1. The company may already have a full line of products and not wanting to add more.
2. The product is outside their target market.
3. You sent your submission to the wrong person in the company – don’t assume they’ll automatically send it to the right one.
4. You sent the idea unsolicited without contacting the company first to find out their submission policy, and they rejected it solely on that basis.
5. You did not have proper contact information on your submission. (That is one of the highest mistakes Inventors make. The company will not bother to track you down.)
6. They have too many similar products and that market is flooded enough.
7. Your idea appeals to a very small niche market and they want mass market items.

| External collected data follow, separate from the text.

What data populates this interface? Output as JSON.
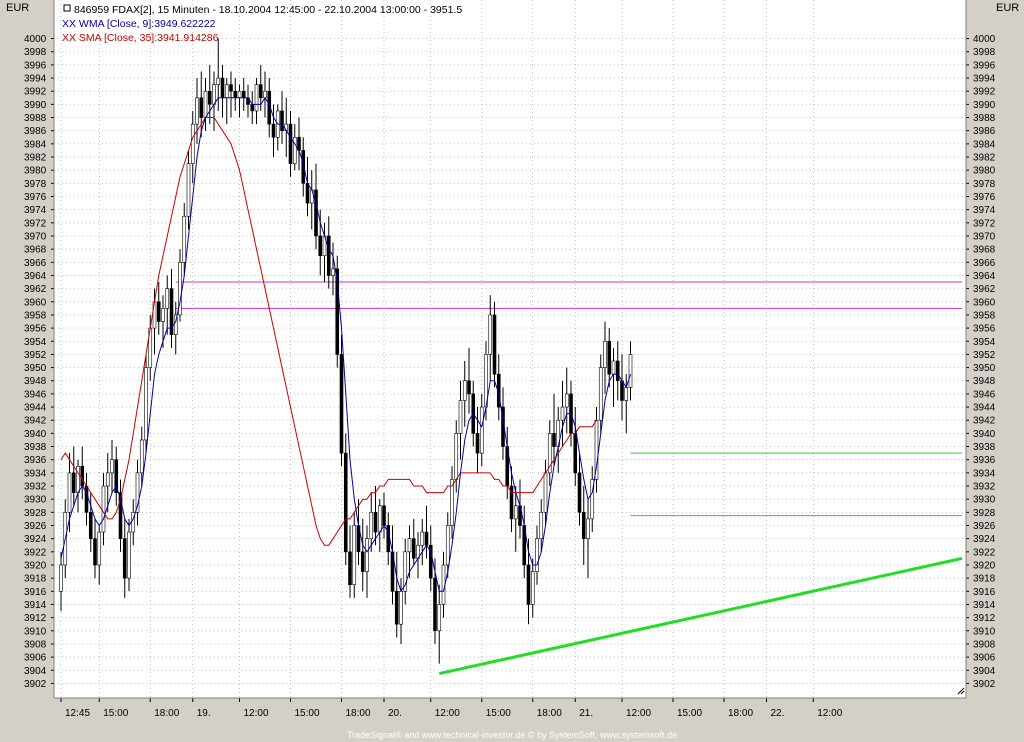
{
  "currency_left": "EUR",
  "currency_right": "EUR",
  "footer": "TradeSignal® and www.technical-investor.de © by SystemSoft, www.systemsoft.de",
  "chart_data": {
    "type": "candlestick",
    "title": "846959  FDAX[2], 15 Minuten - 18.10.2004 12:45:00 - 22.10.2004 13:00:00 - 3951.5",
    "legend": [
      {
        "label": "XX WMA [Close, 9]:3949.622222",
        "color": "#0000aa"
      },
      {
        "label": "XX SMA [Close, 35]:3941.914286",
        "color": "#cc0000"
      }
    ],
    "ylim": [
      3901,
      4001
    ],
    "y_ticks": [
      3902,
      3904,
      3906,
      3908,
      3910,
      3912,
      3914,
      3916,
      3918,
      3920,
      3922,
      3924,
      3926,
      3928,
      3930,
      3932,
      3934,
      3936,
      3938,
      3940,
      3942,
      3944,
      3946,
      3948,
      3950,
      3952,
      3954,
      3956,
      3958,
      3960,
      3962,
      3964,
      3966,
      3968,
      3970,
      3972,
      3974,
      3976,
      3978,
      3980,
      3982,
      3984,
      3986,
      3988,
      3990,
      3992,
      3994,
      3996,
      3998,
      4000
    ],
    "x_tick_labels": [
      {
        "label": "12:45",
        "bar": 0
      },
      {
        "label": "15:00",
        "bar": 9
      },
      {
        "label": "18:00",
        "bar": 21
      },
      {
        "label": "19.",
        "bar": 31
      },
      {
        "label": "12:00",
        "bar": 42
      },
      {
        "label": "15:00",
        "bar": 54
      },
      {
        "label": "18:00",
        "bar": 66
      },
      {
        "label": "20.",
        "bar": 76
      },
      {
        "label": "12:00",
        "bar": 87
      },
      {
        "label": "15:00",
        "bar": 99
      },
      {
        "label": "18:00",
        "bar": 111
      },
      {
        "label": "21.",
        "bar": 121
      },
      {
        "label": "12:00",
        "bar": 132
      },
      {
        "label": "15:00",
        "bar": 144
      },
      {
        "label": "18:00",
        "bar": 156
      },
      {
        "label": "22.",
        "bar": 166
      },
      {
        "label": "12:00",
        "bar": 177
      }
    ],
    "candles_ohlc": [
      [
        3916,
        3922,
        3913,
        3920
      ],
      [
        3920,
        3930,
        3918,
        3928
      ],
      [
        3928,
        3937,
        3925,
        3934
      ],
      [
        3934,
        3938,
        3929,
        3931
      ],
      [
        3931,
        3936,
        3928,
        3935
      ],
      [
        3935,
        3938,
        3930,
        3932
      ],
      [
        3932,
        3934,
        3926,
        3928
      ],
      [
        3928,
        3931,
        3922,
        3924
      ],
      [
        3924,
        3927,
        3918,
        3920
      ],
      [
        3920,
        3926,
        3917,
        3925
      ],
      [
        3925,
        3934,
        3923,
        3932
      ],
      [
        3932,
        3937,
        3928,
        3934
      ],
      [
        3934,
        3939,
        3931,
        3936
      ],
      [
        3936,
        3938,
        3929,
        3931
      ],
      [
        3931,
        3933,
        3922,
        3924
      ],
      [
        3924,
        3927,
        3915,
        3918
      ],
      [
        3918,
        3927,
        3916,
        3925
      ],
      [
        3925,
        3930,
        3923,
        3928
      ],
      [
        3928,
        3936,
        3926,
        3934
      ],
      [
        3934,
        3941,
        3932,
        3939
      ],
      [
        3939,
        3952,
        3937,
        3950
      ],
      [
        3950,
        3958,
        3948,
        3956
      ],
      [
        3956,
        3962,
        3952,
        3960
      ],
      [
        3960,
        3963,
        3955,
        3957
      ],
      [
        3957,
        3961,
        3953,
        3959
      ],
      [
        3959,
        3964,
        3955,
        3962
      ],
      [
        3962,
        3965,
        3953,
        3955
      ],
      [
        3955,
        3960,
        3952,
        3958
      ],
      [
        3958,
        3968,
        3957,
        3966
      ],
      [
        3966,
        3975,
        3964,
        3973
      ],
      [
        3973,
        3983,
        3971,
        3981
      ],
      [
        3981,
        3989,
        3978,
        3987
      ],
      [
        3987,
        3994,
        3984,
        3991
      ],
      [
        3991,
        3995,
        3985,
        3988
      ],
      [
        3988,
        3994,
        3986,
        3992
      ],
      [
        3992,
        3996,
        3987,
        3990
      ],
      [
        3990,
        3995,
        3986,
        3993
      ],
      [
        3993,
        4000,
        3989,
        3994
      ],
      [
        3994,
        3996,
        3988,
        3991
      ],
      [
        3991,
        3994,
        3987,
        3993
      ],
      [
        3993,
        3995,
        3988,
        3992
      ],
      [
        3992,
        3994,
        3989,
        3991
      ],
      [
        3991,
        3993,
        3988,
        3992
      ],
      [
        3992,
        3994,
        3989,
        3991
      ],
      [
        3991,
        3993,
        3988,
        3990
      ],
      [
        3990,
        3992,
        3987,
        3989
      ],
      [
        3989,
        3994,
        3987,
        3993
      ],
      [
        3993,
        3996,
        3989,
        3991
      ],
      [
        3991,
        3995,
        3988,
        3992
      ],
      [
        3992,
        3994,
        3985,
        3987
      ],
      [
        3987,
        3990,
        3982,
        3985
      ],
      [
        3985,
        3990,
        3983,
        3989
      ],
      [
        3989,
        3992,
        3984,
        3986
      ],
      [
        3986,
        3991,
        3982,
        3987
      ],
      [
        3987,
        3989,
        3979,
        3981
      ],
      [
        3981,
        3987,
        3980,
        3985
      ],
      [
        3985,
        3988,
        3980,
        3983
      ],
      [
        3983,
        3985,
        3976,
        3978
      ],
      [
        3978,
        3982,
        3973,
        3975
      ],
      [
        3975,
        3980,
        3971,
        3977
      ],
      [
        3977,
        3981,
        3968,
        3970
      ],
      [
        3970,
        3974,
        3964,
        3967
      ],
      [
        3967,
        3972,
        3963,
        3970
      ],
      [
        3970,
        3973,
        3962,
        3964
      ],
      [
        3964,
        3969,
        3961,
        3965
      ],
      [
        3965,
        3967,
        3950,
        3952
      ],
      [
        3952,
        3955,
        3935,
        3937
      ],
      [
        3937,
        3940,
        3920,
        3922
      ],
      [
        3922,
        3926,
        3915,
        3917
      ],
      [
        3917,
        3928,
        3915,
        3926
      ],
      [
        3926,
        3930,
        3920,
        3922
      ],
      [
        3922,
        3927,
        3916,
        3919
      ],
      [
        3919,
        3926,
        3915,
        3924
      ],
      [
        3924,
        3931,
        3922,
        3928
      ],
      [
        3928,
        3932,
        3923,
        3925
      ],
      [
        3925,
        3930,
        3922,
        3929
      ],
      [
        3929,
        3931,
        3924,
        3926
      ],
      [
        3926,
        3928,
        3920,
        3922
      ],
      [
        3922,
        3926,
        3914,
        3916
      ],
      [
        3916,
        3922,
        3909,
        3911
      ],
      [
        3911,
        3918,
        3908,
        3916
      ],
      [
        3916,
        3924,
        3914,
        3922
      ],
      [
        3922,
        3926,
        3918,
        3924
      ],
      [
        3924,
        3927,
        3920,
        3921
      ],
      [
        3921,
        3925,
        3918,
        3923
      ],
      [
        3923,
        3927,
        3920,
        3925
      ],
      [
        3925,
        3929,
        3921,
        3923
      ],
      [
        3923,
        3926,
        3916,
        3918
      ],
      [
        3918,
        3921,
        3908,
        3910
      ],
      [
        3910,
        3917,
        3905,
        3914
      ],
      [
        3914,
        3922,
        3912,
        3920
      ],
      [
        3920,
        3928,
        3918,
        3926
      ],
      [
        3926,
        3935,
        3924,
        3933
      ],
      [
        3933,
        3942,
        3931,
        3940
      ],
      [
        3940,
        3948,
        3936,
        3945
      ],
      [
        3945,
        3951,
        3941,
        3948
      ],
      [
        3948,
        3953,
        3943,
        3946
      ],
      [
        3946,
        3948,
        3938,
        3940
      ],
      [
        3940,
        3944,
        3934,
        3937
      ],
      [
        3937,
        3946,
        3935,
        3944
      ],
      [
        3944,
        3954,
        3942,
        3952
      ],
      [
        3952,
        3961,
        3948,
        3958
      ],
      [
        3958,
        3960,
        3947,
        3949
      ],
      [
        3949,
        3952,
        3942,
        3944
      ],
      [
        3944,
        3947,
        3936,
        3938
      ],
      [
        3938,
        3941,
        3930,
        3932
      ],
      [
        3932,
        3935,
        3925,
        3927
      ],
      [
        3927,
        3932,
        3922,
        3929
      ],
      [
        3929,
        3933,
        3924,
        3926
      ],
      [
        3926,
        3929,
        3918,
        3920
      ],
      [
        3920,
        3924,
        3911,
        3914
      ],
      [
        3914,
        3921,
        3912,
        3919
      ],
      [
        3919,
        3926,
        3917,
        3924
      ],
      [
        3924,
        3930,
        3922,
        3928
      ],
      [
        3928,
        3936,
        3926,
        3934
      ],
      [
        3934,
        3942,
        3932,
        3940
      ],
      [
        3940,
        3946,
        3935,
        3938
      ],
      [
        3938,
        3944,
        3934,
        3942
      ],
      [
        3942,
        3948,
        3938,
        3944
      ],
      [
        3944,
        3950,
        3940,
        3946
      ],
      [
        3946,
        3948,
        3938,
        3940
      ],
      [
        3940,
        3944,
        3932,
        3934
      ],
      [
        3934,
        3937,
        3926,
        3928
      ],
      [
        3928,
        3932,
        3920,
        3924
      ],
      [
        3924,
        3930,
        3918,
        3927
      ],
      [
        3927,
        3935,
        3925,
        3933
      ],
      [
        3933,
        3944,
        3931,
        3942
      ],
      [
        3942,
        3952,
        3940,
        3950
      ],
      [
        3950,
        3957,
        3946,
        3954
      ],
      [
        3954,
        3956,
        3947,
        3949
      ],
      [
        3949,
        3953,
        3944,
        3951
      ],
      [
        3951,
        3954,
        3945,
        3948
      ],
      [
        3948,
        3952,
        3942,
        3945
      ],
      [
        3945,
        3949,
        3940,
        3947
      ],
      [
        3947,
        3954,
        3945,
        3952
      ]
    ],
    "wma_9": [
      3921,
      3924,
      3927,
      3929,
      3931,
      3932,
      3931,
      3929,
      3927,
      3926,
      3927,
      3929,
      3931,
      3932,
      3930,
      3927,
      3926,
      3927,
      3929,
      3932,
      3937,
      3943,
      3949,
      3952,
      3954,
      3956,
      3956,
      3957,
      3960,
      3964,
      3970,
      3976,
      3982,
      3986,
      3988,
      3989,
      3990,
      3991,
      3991,
      3991,
      3991,
      3991,
      3991,
      3991,
      3991,
      3990,
      3990,
      3990,
      3991,
      3990,
      3988,
      3987,
      3987,
      3986,
      3985,
      3984,
      3983,
      3981,
      3978,
      3977,
      3975,
      3972,
      3970,
      3968,
      3967,
      3963,
      3956,
      3946,
      3936,
      3930,
      3926,
      3923,
      3922,
      3923,
      3924,
      3925,
      3926,
      3925,
      3922,
      3918,
      3916,
      3917,
      3919,
      3920,
      3921,
      3922,
      3923,
      3922,
      3919,
      3916,
      3916,
      3919,
      3923,
      3928,
      3934,
      3939,
      3942,
      3943,
      3942,
      3941,
      3944,
      3948,
      3948,
      3946,
      3942,
      3938,
      3934,
      3931,
      3929,
      3926,
      3922,
      3920,
      3920,
      3922,
      3926,
      3931,
      3935,
      3938,
      3941,
      3943,
      3943,
      3941,
      3937,
      3933,
      3930,
      3931,
      3935,
      3940,
      3945,
      3948,
      3949,
      3949,
      3948,
      3947,
      3949
    ],
    "sma_35": [
      3936,
      3937,
      3936,
      3935,
      3934,
      3933,
      3932,
      3931,
      3930,
      3929,
      3928,
      3927,
      3927,
      3928,
      3930,
      3933,
      3936,
      3940,
      3944,
      3948,
      3952,
      3956,
      3960,
      3964,
      3967,
      3970,
      3973,
      3976,
      3979,
      3981,
      3983,
      3985,
      3986,
      3987,
      3988,
      3988,
      3988,
      3987,
      3986,
      3985,
      3984,
      3982,
      3980,
      3977,
      3974,
      3971,
      3968,
      3965,
      3962,
      3959,
      3956,
      3953,
      3950,
      3947,
      3944,
      3941,
      3938,
      3935,
      3932,
      3929,
      3926,
      3924,
      3923,
      3923,
      3924,
      3925,
      3926,
      3927,
      3927,
      3928,
      3929,
      3930,
      3930,
      3931,
      3931,
      3932,
      3932,
      3933,
      3933,
      3933,
      3933,
      3933,
      3933,
      3932,
      3932,
      3932,
      3931,
      3931,
      3931,
      3931,
      3931,
      3932,
      3932,
      3933,
      3934,
      3934,
      3934,
      3934,
      3934,
      3934,
      3934,
      3934,
      3933,
      3933,
      3932,
      3932,
      3931,
      3931,
      3931,
      3931,
      3931,
      3931,
      3932,
      3933,
      3934,
      3935,
      3936,
      3937,
      3938,
      3939,
      3940,
      3940,
      3941,
      3941,
      3941,
      3941,
      3942
    ],
    "horizontal_lines": [
      {
        "y": 3963,
        "color": "#cc33cc",
        "from_bar": 27
      },
      {
        "y": 3959,
        "color": "#cc33cc",
        "from_bar": 27
      },
      {
        "y": 3937,
        "color": "#33cc33",
        "from_bar": 134
      },
      {
        "y": 3927.5,
        "color": "#33cc33",
        "from_bar": 134
      }
    ],
    "trendline": {
      "from": [
        89,
        3903.5
      ],
      "to": [
        160,
        3921
      ],
      "color": "#22dd22"
    }
  }
}
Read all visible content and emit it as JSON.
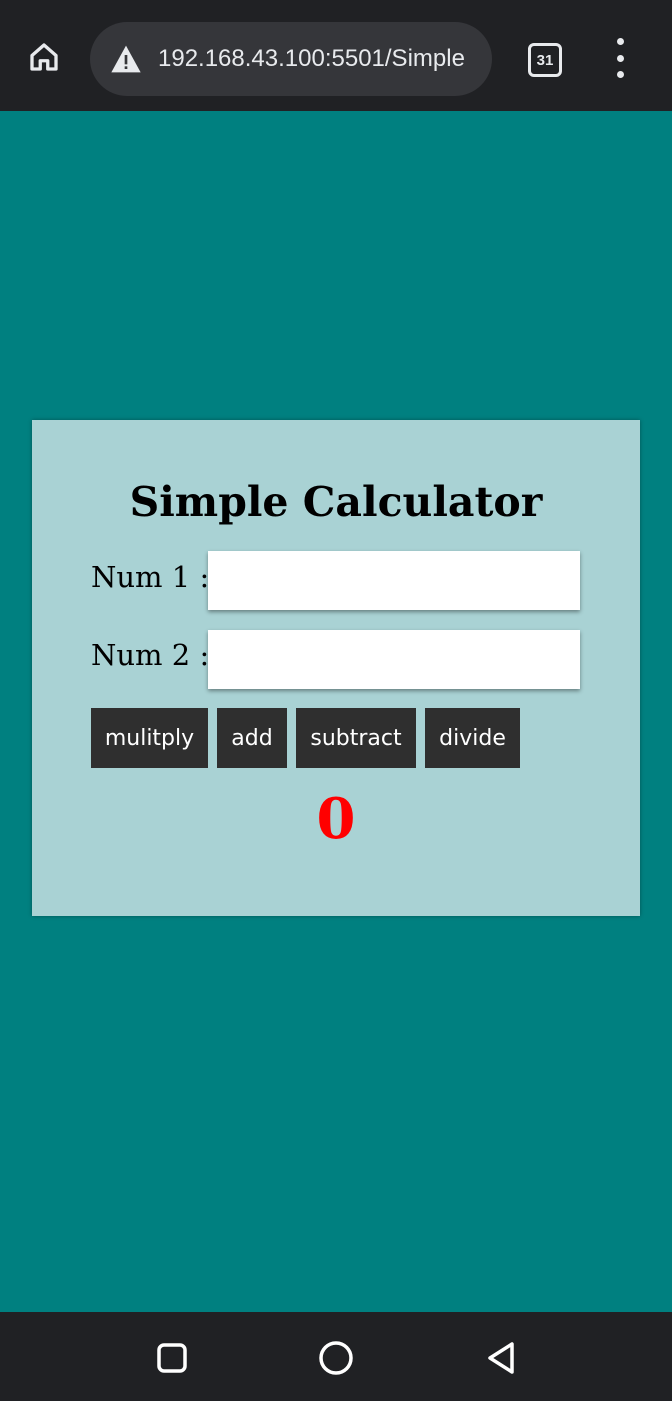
{
  "browser": {
    "url": "192.168.43.100:5501/Simple",
    "tab_count": "31",
    "icons": {
      "home": "home-icon",
      "warning": "warning-icon",
      "tabs": "tabs-icon",
      "menu": "more-vert-icon"
    }
  },
  "calculator": {
    "title": "Simple Calculator",
    "num1_label": "Num 1 :",
    "num2_label": "Num 2 :",
    "num1_value": "",
    "num2_value": "",
    "buttons": {
      "multiply": "mulitply",
      "add": "add",
      "subtract": "subtract",
      "divide": "divide"
    },
    "result": "0"
  },
  "colors": {
    "page_background": "#008080",
    "card_background": "#a9d2d4",
    "button_background": "#2f2f2f",
    "result_color": "#ff0000"
  },
  "system_nav": {
    "icons": [
      "recents-icon",
      "home-circle-icon",
      "back-icon"
    ]
  }
}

8. The cost to manufacture versus the return on investment is too high.
9. Your sales sheet did not WOW them and lacked consumer benefits information or was overloaded with too much information to sort through.
10. Your product has already been patented by someone else and they don’t want to see if they can go around it or risk infringement issues.
11. Your product or idea isn’t better than what is already on the market. This tells them you did not research your idea very well and don’t have a clue who your competition is in the market.
12. You sent a product that is exactly like their current product and that current product is a marginal seller. So yours will not fare any better.
13. Your idea is outdated or is on the downswing compared to what is coming out the following year.
14. They already have a better solution than yours in the works for release that coming year. (This is also where Inventors may scream the company stole their idea even when the company has already invested in molds, engineering, samples, etc prior to the Inventor contacting the company about their idea. This happens a lot. Inventors forget that they are not the only ones inventing.)
15. They have already received a similar idea from another Inventor and are in negotiations with that Inventor.
16. You have posted your idea unprotected online in one of those invention posting sites where others vote on your product to see if there is interest. Your public disclosure makes the company concerned whether any patent protection would be allowed and turns it down based on that issue.
17. You posted your unprotected idea and video of the working prototype on YouTube and have a significant number of hits. This again raises the concern whether any patent would be possible due to your public disclosure.
18. You stated that you have an issued patent, but when they do a quick search on your patent they see that it has lapsed due to non-payment of fees and it has been lapsed significantly past the due date. Making the chances of it being reinstated unlikely.
19. You have a patent, but it was poorly written and does not cover the actual product. (This happens a lot)
20. You have a design patent and designing around your patent is a simple task, which means they can expect very little protection in the marketplace.
21. Sometimes the company you have approached just doesn’t look at outside ideas and does not publicize that fact. So you get a rejection letter, but it doesn’t explain they just don’t look outside the company.
22. You sent them your product but they have already decided on their line for that year or the following year and are not open to taking on anything else at that time.
23. They only consider items with a sales history they can review and your item has never been in production or sold stores or online. So they do not want to take the risk of being the first company to market it.